There were 407 people hospitalized with COVID-19 as of Wednesday, the last day for which data is available, down from 532 last week. The record, 2,025 hospitalizations, was set on Dec. 13. The last low point in September was 417. The last time they were lower than this was on June 22, when there were 389 hospitalizations.

Nevada has the 16th highest number of people hospitalized with COVID-19 per capita, down from 15th last week, at 13.7 per 100,000.

County by county

Only three of the state’s 17 counties, Elko, Nye and Pershing, are considered at elevated risk for the spread of COVID-19 according to state criteria as of Thursday. 

Counties are considered at risk for elevated spread of COVID-19 if they meet two of the following three metrics:

  • The average number of tests per day per 100,000, calculated over a 14-day period.
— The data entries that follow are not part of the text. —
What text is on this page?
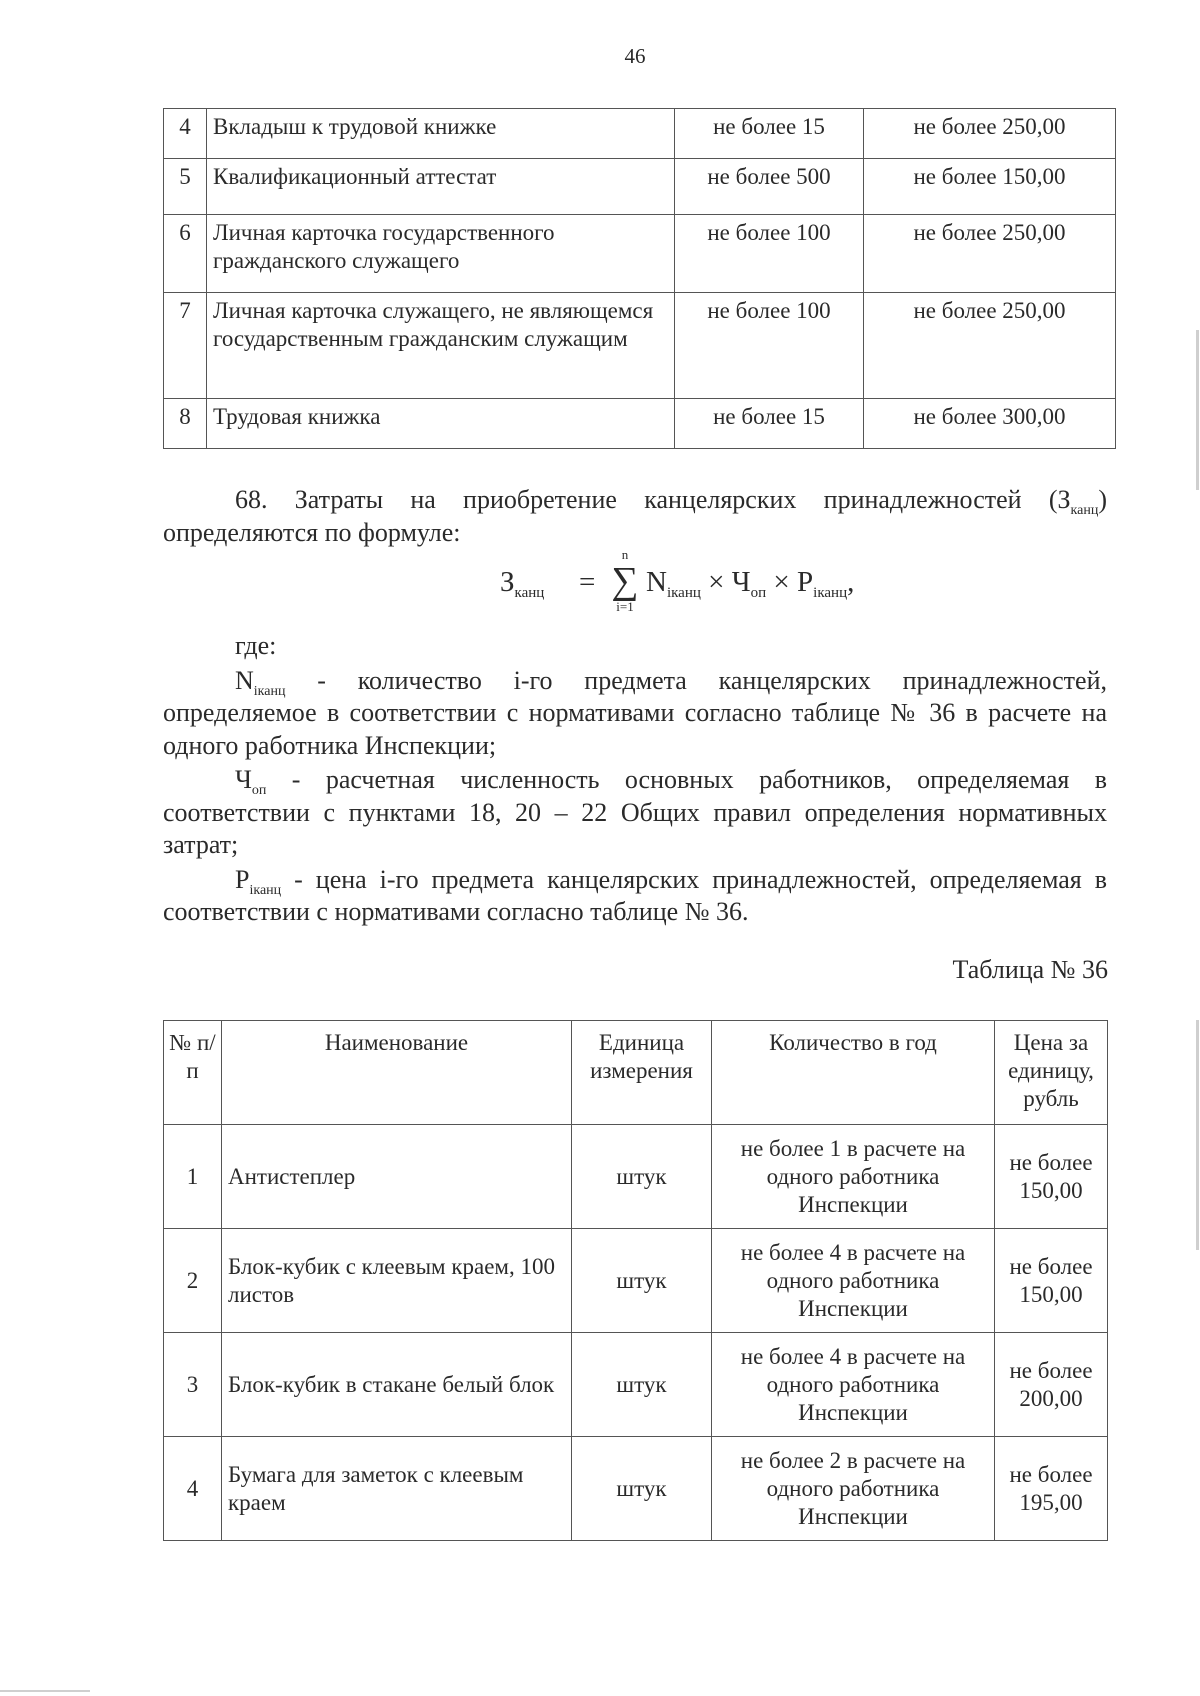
46
4	Вкладыш к трудовой книжке	не более 15	не более 250,00
5	Квалификационный аттестат	не более 500	не более 150,00
6	Личная карточка государственного гражданского служащего	не более 100	не более 250,00
7	Личная карточка служащего, не являющемся государственным гражданским служащим	не более 100	не более 250,00
8	Трудовая книжка	не более 15	не более 300,00
68. Затраты на приобретение канцелярских принадлежностей $(З_{канц})$
определяются по формуле:
$З_{канц}$ =
n
∑
i=1
$N_{iканц} \times Ч_{оп} \times P_{iканц}$,
где:
$N_{iканц}$ - количество i-го предмета канцелярских принадлежностей, определяемое в соответствии с нормативами согласно таблице № 36 в расчете на одного работника Инспекции;
$Ч_{оп}$ - расчетная численность основных работников, определяемая в соответствии с пунктами 18, 20 – 22 Общих правил определения нормативных затрат;
$P_{iканц}$ - цена i-го предмета канцелярских принадлежностей, определяемая в соответствии с нормативами согласно таблице № 36.
Таблица № 36
№ п/п	Наименование	Единица измерения	Количество в год	Цена за единицу, рубль
1	Антистеплер	штук	не более 1 в расчете на одного работника Инспекции	не более 150,00
2	Блок-кубик с клеевым краем, 100 листов	штук	не более 4 в расчете на одного работника Инспекции	не более 150,00
3	Блок-кубик в стакане белый блок	штук	не более 4 в расчете на одного работника Инспекции	не более 200,00
4	Бумага для заметок с клеевым краем	штук	не более 2 в расчете на одного работника Инспекции	не более 195,00
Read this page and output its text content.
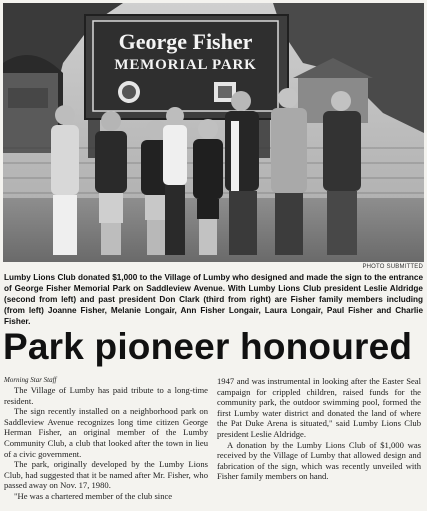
George Fisher
MEMORIAL PARK
PHOTO SUBMITTED
Lumby Lions Club donated $1,000 to the Village of Lumby who designed and made the sign to the entrance of George Fisher Memorial Park on Saddleview Avenue. With Lumby Lions Club president Leslie Aldridge (second from left) and past president Don Clark (third from right) are Fisher family members including (from left) Joanne Fisher, Melanie Longair, Ann Fisher Longair, Laura Longair, Paul Fisher and Charlie Fisher.
Park pioneer honoured
Morning Star Staff

The Village of Lumby has paid tribute to a long-time resident.

The sign recently installed on a neighborhood park on Saddleview Avenue recognizes long time citizen George Herman Fisher, an original member of the Lumby Community Club, a club that looked after the town in lieu of a civic government.

The park, originally developed by the Lumby Lions Club, had suggested that it be named after Mr. Fisher, who passed away on Nov. 17, 1980.

"He was a chartered member of the club since

1947 and was instrumental in looking after the Easter Seal campaign for crippled children, raised funds for the community park, the outdoor swimming pool, formed the first Lumby water district and donated the land of where the Pat Duke Arena is situated," said Lumby Lions Club president Leslie Aldridge.

A donation by the Lumby Lions Club of $1,000 was received by the Village of Lumby that allowed design and fabrication of the sign, which was recently unveiled with Fisher family members on hand.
If this number is less than 100, a county could be considered at risk.
  • The case rate per 100,000, calculated by taking the number of cases diagnosed and reported over a 30-day period. If this number is greater than 200, a county could be considered at risk.
  • The case rate per 100,000 and the test positivity rate, calculated over a 14-day period with a seven-day lag. If the case rate is greater than 50 and the test positivity rate is greater than 8.0 percent, a county could be considered at risk.

Mineral County continues to have the highest case rate in the state at 680 cases per 100,000 residents in the last 30 days. Pershing comes in second at 488 and White Pine comes in third at 453.